The standard method of orthogonalisation works like this:
1) take a basis $\{a_n\}$
2) take first vector $a_1$ , normalise it, call it the first vector in the new basis: $$b_1:=\frac{a_1}{\sqrt{\langle a_1,a_1\rangle}}.$$
3) take second vector $a_2$, find its component orthogonal to the first vector in the new basis: $$a'_2=a_2- \langle a_2,b_1\rangle b_1 ,$$ normalise it, then call it the second vector in the new basis:
$$b_2:=\frac{a'_2}{\sqrt{\langle a'_2,a'_2\rangle}}.$$
4) repeat for all consecutive vectors - orthogonalisation comes for all previous vectors in new basis: $$a_k'=a_k- \sum_{j=1}^{k-1} \langle a_k,b_j\rangle b_j,\quad b_k= \frac{a_k'}{\sqrt{\langle a_k',a_k'\rangle}}.$$
So, let's take a canonical basis in $P_2[x]$: $\{1,x,x^2\}$.
First vector is $1$. It's norm with respect to our inner product is $2\int_0^11\cdot 1dx =2$, hence the first vector in the new basis is $b_1=\frac{1}{\sqrt 2}$.
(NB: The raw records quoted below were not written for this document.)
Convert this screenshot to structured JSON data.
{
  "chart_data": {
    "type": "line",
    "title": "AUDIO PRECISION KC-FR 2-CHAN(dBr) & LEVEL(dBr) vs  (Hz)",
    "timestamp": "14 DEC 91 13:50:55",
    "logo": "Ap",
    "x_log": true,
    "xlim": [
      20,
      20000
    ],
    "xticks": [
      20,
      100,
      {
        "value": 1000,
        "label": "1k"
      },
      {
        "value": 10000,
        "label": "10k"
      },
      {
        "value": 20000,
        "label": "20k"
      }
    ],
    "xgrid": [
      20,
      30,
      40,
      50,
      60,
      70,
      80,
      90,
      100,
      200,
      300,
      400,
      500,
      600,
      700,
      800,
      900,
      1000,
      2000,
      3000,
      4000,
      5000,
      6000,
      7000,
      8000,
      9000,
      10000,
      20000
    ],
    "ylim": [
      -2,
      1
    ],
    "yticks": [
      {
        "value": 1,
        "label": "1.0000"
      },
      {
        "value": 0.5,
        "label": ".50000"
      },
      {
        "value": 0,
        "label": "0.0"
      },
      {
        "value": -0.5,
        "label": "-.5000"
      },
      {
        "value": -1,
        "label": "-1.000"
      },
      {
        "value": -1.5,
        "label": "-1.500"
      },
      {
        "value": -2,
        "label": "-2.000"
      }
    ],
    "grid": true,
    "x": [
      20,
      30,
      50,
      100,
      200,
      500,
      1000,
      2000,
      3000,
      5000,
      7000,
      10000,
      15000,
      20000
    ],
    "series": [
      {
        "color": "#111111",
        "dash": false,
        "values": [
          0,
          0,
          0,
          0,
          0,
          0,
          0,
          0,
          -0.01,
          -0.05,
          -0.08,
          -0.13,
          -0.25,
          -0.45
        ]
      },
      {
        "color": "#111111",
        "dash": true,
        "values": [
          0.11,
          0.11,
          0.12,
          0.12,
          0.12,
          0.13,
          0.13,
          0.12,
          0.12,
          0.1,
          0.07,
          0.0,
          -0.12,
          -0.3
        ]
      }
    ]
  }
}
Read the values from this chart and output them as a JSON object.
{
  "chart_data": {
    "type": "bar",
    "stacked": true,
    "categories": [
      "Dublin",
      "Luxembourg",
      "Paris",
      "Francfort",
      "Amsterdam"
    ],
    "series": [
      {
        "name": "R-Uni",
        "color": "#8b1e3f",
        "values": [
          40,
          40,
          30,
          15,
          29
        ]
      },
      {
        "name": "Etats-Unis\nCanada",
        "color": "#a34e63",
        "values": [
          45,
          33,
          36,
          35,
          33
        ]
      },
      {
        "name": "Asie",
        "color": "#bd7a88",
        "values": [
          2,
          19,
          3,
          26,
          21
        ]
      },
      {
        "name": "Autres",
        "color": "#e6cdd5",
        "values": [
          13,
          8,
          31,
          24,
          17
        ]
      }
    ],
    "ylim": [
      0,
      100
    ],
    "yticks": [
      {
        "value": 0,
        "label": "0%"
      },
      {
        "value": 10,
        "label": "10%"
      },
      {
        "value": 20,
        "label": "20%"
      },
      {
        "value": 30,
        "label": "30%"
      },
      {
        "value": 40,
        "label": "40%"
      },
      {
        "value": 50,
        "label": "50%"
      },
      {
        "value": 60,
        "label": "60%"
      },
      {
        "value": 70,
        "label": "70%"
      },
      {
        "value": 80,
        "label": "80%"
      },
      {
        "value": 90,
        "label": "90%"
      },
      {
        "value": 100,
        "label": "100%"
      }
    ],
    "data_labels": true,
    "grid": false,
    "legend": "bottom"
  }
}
Second vector is $x$. The orthogonalisation yields $$x- \langle x,1/\sqrt 2\rangle 1/\sqrt 2= x-\frac{1}{\sqrt 2}\cdot2\int_0^1\frac{x}{\sqrt 2}dx =x-\frac 12.$$
Can you now normalise it (i.e. find the second vector in the new basis) and then find the third vector in the new basis?
Best Answer
As mentioned in the comments, given a basis $\beta = \{v_1, \ldots, v_n\}$ of an inner product space $V$, applying the Gram-Schmidt orthogonalization process will produce an orthogonal basis $\gamma = \{u_1, \ldots, u_n\}$ for $V$. We can compute the $u_i$ using the formula given in the link: $$ u_k = v_k - \sum_{j=1}^{k-1} \frac{\langle u_j, v_k \rangle}{\langle u_j, u_j \rangle} u_j \, . $$
So we begin with the standard basis $\beta = \{1, x, x^2\}$. We can take $u_1 = 1$, so to find $u_2$ we need to compute $$ u_2 = x - \frac{\langle 1, x \rangle}{\langle 1, 1 \rangle} 1 \, . $$ Now \begin{align*} \langle 1, 1 \rangle &= \int_0^1 1 \, \overline{1} \ dx = 1& &&\langle 1, x \rangle &= \int_0^1 1 \, \overline{x} \ dx = \left. \frac{x^2}{2} \right|_0^1 = \frac{1}{2} \end{align*} so $$ u_2 = x - \frac{\langle 1, x \rangle}{\langle 1, 1 \rangle} 1 = x - \frac{1/2}{1} 1 = x - \frac{1}{2} \, . $$ Can you use the formula to compute $u_3$? Once you've done that, don't forget to normalize your vectors so they all have length $1$.